Manuel Moreira • dez. 28, 2021

Para os seus apreciadores o “petróleo” é atributo inevitável e que soa, ao descrevê-lo, a especialista. Para outros, em especial enólogos, pode indicar falha. 

Haverá poucos descritores aromáticos dos vinhos que geram tanta discórdia como o aroma a “petróleo” ou a “querosene”. É nos vinhos da casta Riesling onde se aplica geralmente esse descritor.


Mas afinal, esse aroma a “querosene” /”petróleo” sente-se realmente? A resposta é sim!


O responsável é um composto aromático chamado - 1,1,6-Trimethyl-1,2-dihydronaphthalene-, TDN para abreviar. É o que pode dar o aroma semelhante ao querosene nos vinhos.  
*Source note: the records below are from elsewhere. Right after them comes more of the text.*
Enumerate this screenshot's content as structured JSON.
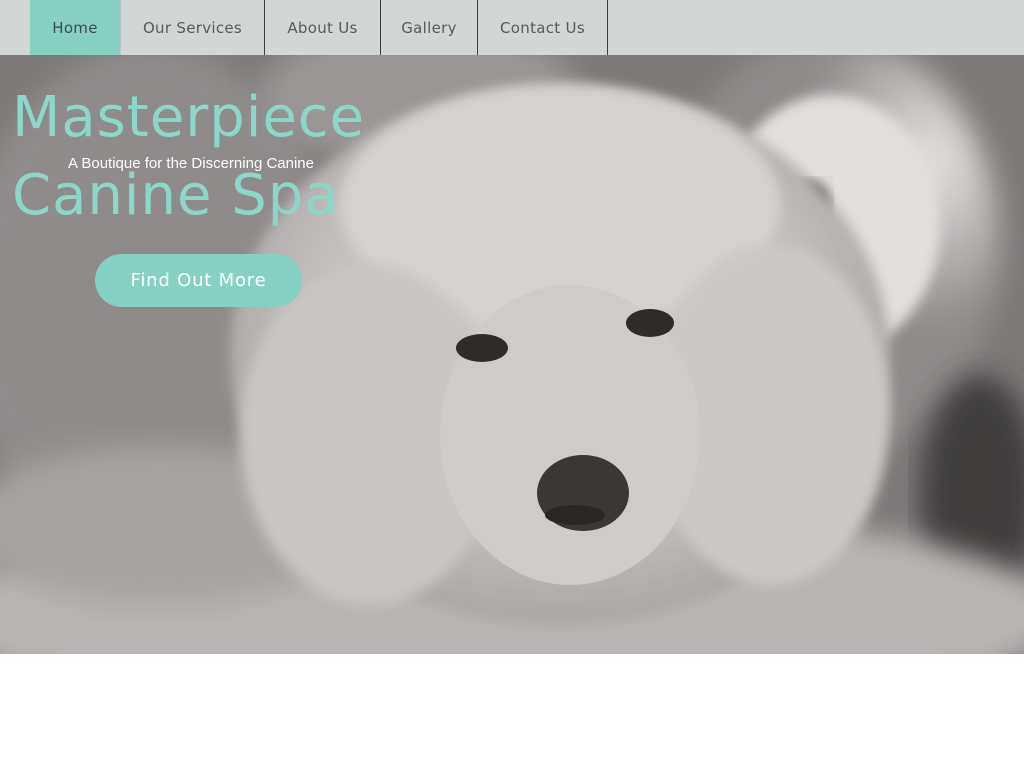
{
  "nav": {
    "items": [
      {
        "label": "Home",
        "active": true
      },
      {
        "label": "Our Services",
        "active": false
      },
      {
        "label": "About Us",
        "active": false
      },
      {
        "label": "Gallery",
        "active": false
      },
      {
        "label": "Contact Us",
        "active": false
      }
    ]
  },
  "hero": {
    "title_line1": "Masterpiece",
    "title_line2": "Canine Spa",
    "tagline": "A Boutique for the Discerning Canine",
    "cta_label": "Find Out More"
  },
  "colors": {
    "accent": "#86d0c4",
    "title": "#8dd6ca",
    "nav_bg": "#d4d6d5"
  }
}
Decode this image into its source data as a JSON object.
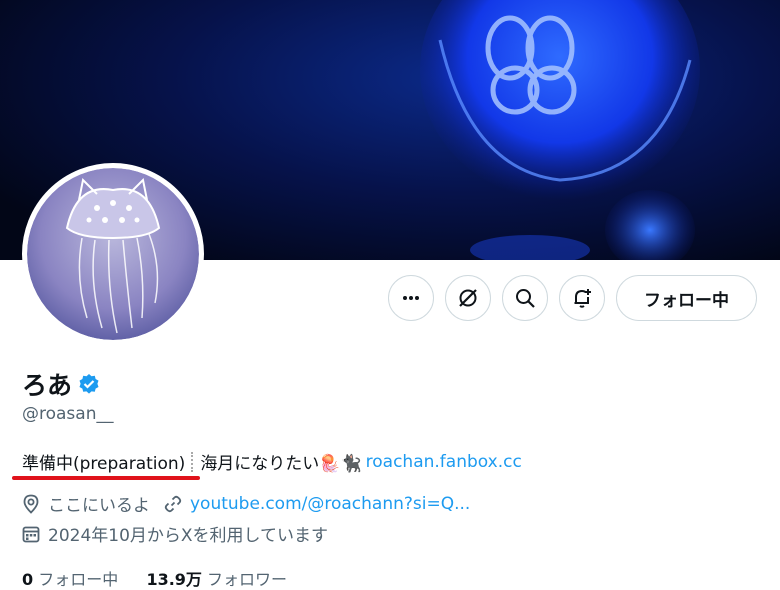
{
  "profile": {
    "display_name": "ろあ",
    "handle": "@roasan__",
    "verified_icon": "verified-badge-icon",
    "bio_status": "準備中(preparation)",
    "bio_text": "海月になりたい🪼🐈‍⬛",
    "bio_link": "roachan.fanbox.cc",
    "location": "ここにいるよ",
    "website": "youtube.com/@roachann?si=Q...",
    "joined": "2024年10月からXを利用しています"
  },
  "actions": {
    "more_icon": "more-icon",
    "grok_icon": "grok-icon",
    "search_icon": "search-icon",
    "notify_icon": "bell-plus-icon",
    "follow_label": "フォロー中"
  },
  "stats": {
    "following_count": "0",
    "following_label": "フォロー中",
    "followers_count": "13.9万",
    "followers_label": "フォロワー"
  },
  "colors": {
    "accent": "#1d9bf0",
    "highlight_underline": "#e0121b",
    "banner": "#0b2a8a"
  }
}
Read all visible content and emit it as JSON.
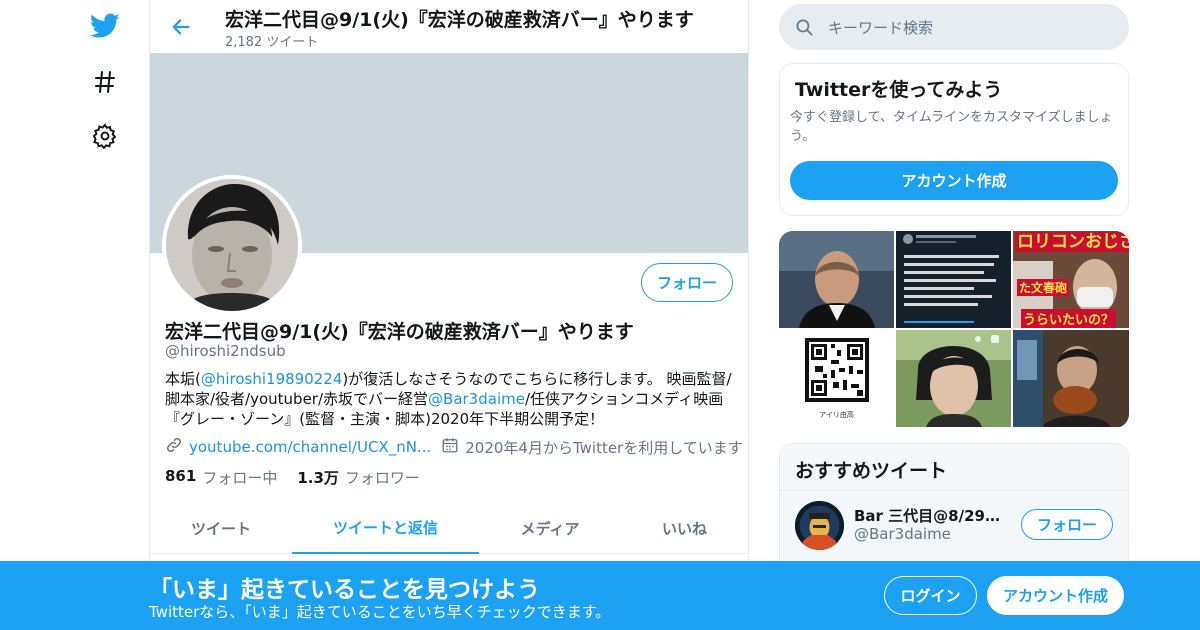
{
  "colors": {
    "accent": "#1da1f2",
    "link": "#1b95e0",
    "muted": "#657786",
    "text": "#14171a",
    "banner": "#ccd6dd"
  },
  "nav": {
    "icons": [
      "twitter-logo-icon",
      "hashtag-icon",
      "gear-icon"
    ]
  },
  "header": {
    "title": "宏洋二代目@9/1(火)『宏洋の破産救済バー』やります",
    "tweet_count": "2,182 ツイート"
  },
  "profile": {
    "name": "宏洋二代目@9/1(火)『宏洋の破産救済バー』やります",
    "handle": "@hiroshi2ndsub",
    "follow_label": "フォロー",
    "bio": {
      "part1": "本垢(",
      "mention1": "@hiroshi19890224",
      "part2": ")が復活しなさそうなのでこちらに移行します。 映画監督/脚本家/役者/youtuber/赤坂でバー経営",
      "mention2": "@Bar3daime",
      "part3": "/任侠アクションコメディ映画『グレー・ゾーン』(監督・主演・脚本)2020年下半期公開予定！"
    },
    "website": "youtube.com/channel/UCX_nN...",
    "joined": "2020年4月からTwitterを利用しています",
    "following_count": "861",
    "following_label": "フォロー中",
    "followers_count": "1.3万",
    "followers_label": "フォロワー"
  },
  "tabs": [
    {
      "label": "ツイート",
      "active": false
    },
    {
      "label": "ツイートと返信",
      "active": true
    },
    {
      "label": "メディア",
      "active": false
    },
    {
      "label": "いいね",
      "active": false
    }
  ],
  "sidebar": {
    "search_placeholder": "キーワード検索",
    "try_card": {
      "title": "Twitterを使ってみよう",
      "description": "今すぐ登録して、タイムラインをカスタマイズしましょう。",
      "button": "アカウント作成"
    },
    "media": {
      "tile3_text1": "ロリコンおじさ",
      "tile3_text2": "た文春砲",
      "tile3_text3": "うらいたいの？",
      "tile4_caption": "アイリ由高"
    },
    "recommended": {
      "title": "おすすめツイート",
      "name": "Bar 三代目@8/29み…",
      "handle": "@Bar3daime",
      "follow_label": "フォロー"
    }
  },
  "bottom_bar": {
    "title": "「いま」起きていることを見つけよう",
    "subtitle": "Twitterなら、「いま」起きていることをいち早くチェックできます。",
    "login": "ログイン",
    "signup": "アカウント作成"
  }
}
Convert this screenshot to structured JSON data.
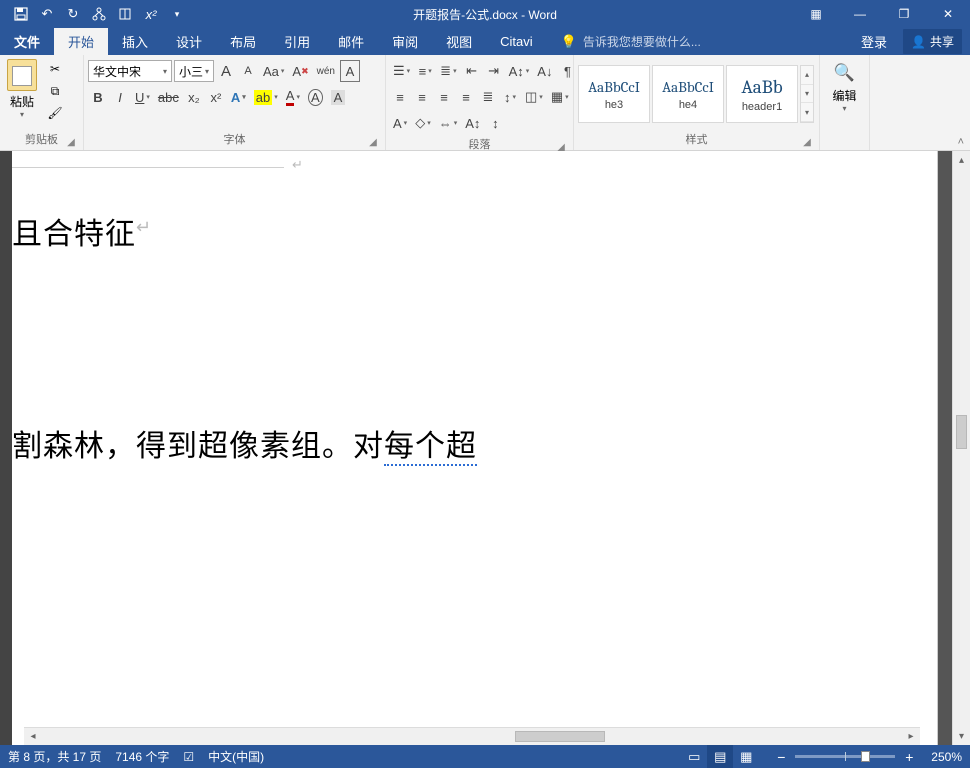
{
  "title": "开题报告-公式.docx - Word",
  "qat": {
    "save": "save",
    "undo": "undo",
    "redo": "redo",
    "hierarchy": "hier",
    "layout": "page-layout",
    "superscript": "x²",
    "more": "▾"
  },
  "window": {
    "ribbon_opts": "▦",
    "min": "—",
    "restore": "❐",
    "close": "✕"
  },
  "tabs": {
    "file": "文件",
    "home": "开始",
    "insert": "插入",
    "design": "设计",
    "layout": "布局",
    "references": "引用",
    "mailings": "邮件",
    "review": "审阅",
    "view": "视图",
    "citavi": "Citavi"
  },
  "tell_me_placeholder": "告诉我您想要做什么...",
  "login": "登录",
  "share": "共享",
  "groups": {
    "clipboard": "剪贴板",
    "font": "字体",
    "paragraph": "段落",
    "styles": "样式",
    "editing": "编辑"
  },
  "clipboard": {
    "paste": "粘贴"
  },
  "font": {
    "name": "华文中宋",
    "size": "小三",
    "grow": "A",
    "shrink": "A",
    "case": "Aa",
    "clear": "⌫",
    "phonetic": "wén",
    "charborder": "A",
    "bold": "B",
    "italic": "I",
    "underline": "U",
    "strike": "abc",
    "sub": "x₂",
    "sup": "x²",
    "texteffect": "A",
    "highlight": "ab",
    "fontcolor": "A",
    "circled": "A",
    "charshade": "A"
  },
  "paragraph": {
    "bullets": "•",
    "numbers": "1.",
    "multilist": "i.",
    "dec_indent": "⇤",
    "inc_indent": "⇥",
    "sort": "A↓",
    "showmarks": "¶",
    "align_l": "≡",
    "align_c": "≡",
    "align_r": "≡",
    "align_j": "≡",
    "align_d": "≣",
    "linespace": "↕",
    "shading": "▢",
    "borders": "▦",
    "textdir": "A↕",
    "asian": "◇"
  },
  "styles": {
    "s1": {
      "preview": "AaBbCcI",
      "name": "he3"
    },
    "s2": {
      "preview": "AaBbCcI",
      "name": "he4"
    },
    "s3": {
      "preview": "AaBb",
      "name": "header1"
    }
  },
  "editing": {
    "label": "编辑"
  },
  "document": {
    "line1_a": "且合特征",
    "line2_a": "割森林，得到超像素组。对",
    "line2_b": "每个超"
  },
  "status": {
    "page": "第 8 页，共 17 页",
    "words": "7146 个字",
    "proof_icon": "☑",
    "lang": "中文(中国)",
    "zoom": "250%"
  }
}
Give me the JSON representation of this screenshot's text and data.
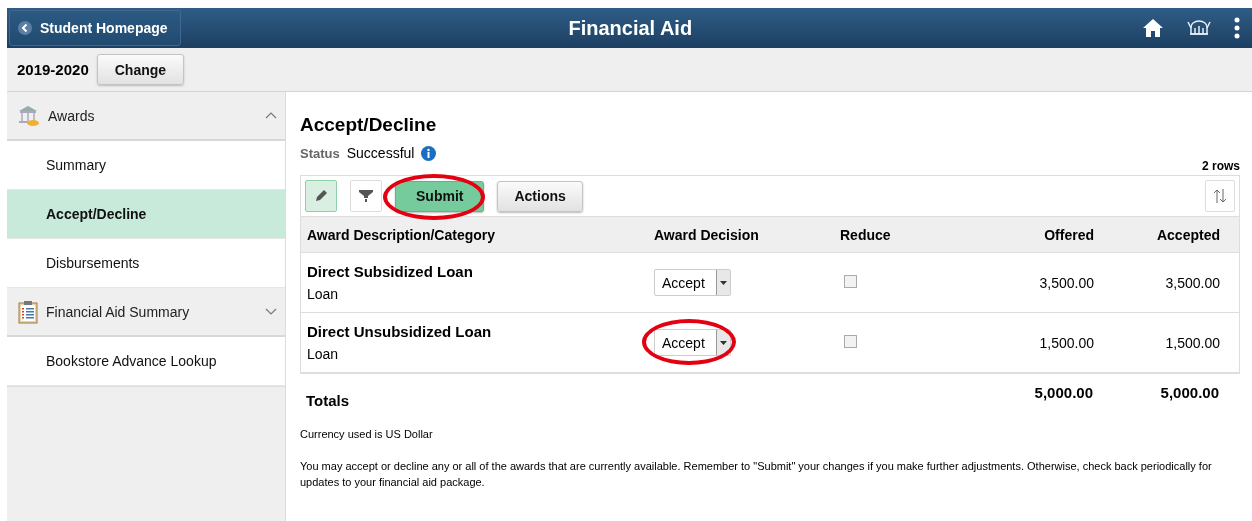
{
  "header": {
    "back_label": "Student Homepage",
    "title": "Financial Aid"
  },
  "aid_year": {
    "value": "2019-2020",
    "button": "Change"
  },
  "sidebar": {
    "items": [
      {
        "kind": "group",
        "label": "Awards",
        "expanded": true
      },
      {
        "kind": "link",
        "label": "Summary",
        "selected": false
      },
      {
        "kind": "link",
        "label": "Accept/Decline",
        "selected": true
      },
      {
        "kind": "link",
        "label": "Disbursements",
        "selected": false
      },
      {
        "kind": "group",
        "label": "Financial Aid Summary",
        "expanded": false
      },
      {
        "kind": "link",
        "label": "Bookstore Advance Lookup",
        "selected": false
      }
    ]
  },
  "page": {
    "title": "Accept/Decline",
    "status_label": "Status",
    "status_value": "Successful",
    "row_count": "2 rows"
  },
  "toolbar": {
    "submit": {
      "label": "Submit",
      "highlighted": true
    },
    "actions": {
      "label": "Actions"
    }
  },
  "table": {
    "columns": [
      "Award Description/Category",
      "Award Decision",
      "Reduce",
      "Offered",
      "Accepted"
    ],
    "rows": [
      {
        "description": "Direct Subsidized Loan",
        "category": "Loan",
        "decision": "Accept",
        "decision_highlighted": false,
        "reduce": false,
        "offered": "3,500.00",
        "accepted": "3,500.00"
      },
      {
        "description": "Direct Unsubsidized Loan",
        "category": "Loan",
        "decision": "Accept",
        "decision_highlighted": true,
        "reduce": false,
        "offered": "1,500.00",
        "accepted": "1,500.00"
      }
    ],
    "totals": {
      "label": "Totals",
      "offered": "5,000.00",
      "accepted": "5,000.00"
    }
  },
  "notes": [
    "Currency used is US Dollar",
    "You may accept or decline any or all of the awards that are currently available. Remember to \"Submit\" your changes if you make further adjustments. Otherwise, check back periodically for updates to your financial aid package."
  ]
}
A sua formação depende da presença de compostos não voláteis chamados carotenoides, existentes em muitas espécies vegetais. Nas uvas identificaram-se uma dúzia destes, divididos em duas categorias: carotenos (que incluem beta-caroteno) e xantofilas. Os frutos, na sua etapa inicial, vão acumulando estes compostos. Mais tarde, a partir da fase do “pintor” (quando os bagos passam do verde para a cor “vermelha”, nos tintos, e para as tonalidades “amareladas” dos bagos brancos), esses compostos decompõem-se e formam moléculas menores chamadas norisoprenóides em C13.


Estes, em combinação com os TDN, colam-se às moléculas de açúcar, produzindo uma reserva de sabor que se solta lentamente. O TDN pode surgir durante a armazenamento, apesar de que quando formado, mantendo-se estável no vinho.


Sabe-se que a maior quantidade de carotenoides nas uvas Riesling levam a níveis mais altos de TDN no vinho final. E no processo de envelhecimento em garrafa, os vinhos de Riesling podem apresentar níveis até seis vezes mais do que outras variedades. O Chardonnay também apresenta TDN, mas em níveis mais diminutos, abaixo de 2ug/L que é o limiar sensorial de TDN no Riesling. 


Os cientistas e investigadores descobriram que os carotenoides podem estar presentes em concentrações até oito vezes mais nas folhas da videira e três vezes mais nas peles de uva quando comparados com a polpa do bago.

 

 

Fatores que contribuem para o desenvolvimento do TDN


Ainda não foram plenamente identificadas as razões que levam á produção de maiores concentrações de TDN na Riesling. Na busca de uma resposta, os estudos têm tido como alvo a exposição solar, a temperatura do cacho, o amadurecimento das uvas, o stress hídrico, níveis de nitrogênio no solo, o envelhecimento, temperatura de armazenamento, pH do vinho e estirpes de levedura.

 

A exposição solar, o factor-chave


De longe, o fator mais estudado e aceite para o desenvolvimento de TDN é a exposição solar. Vários estudos científicos mostraram que concentrações mais elevadas de TDN e seus precursores são encontradas em vinhos feitos de uvas expostas ao sol.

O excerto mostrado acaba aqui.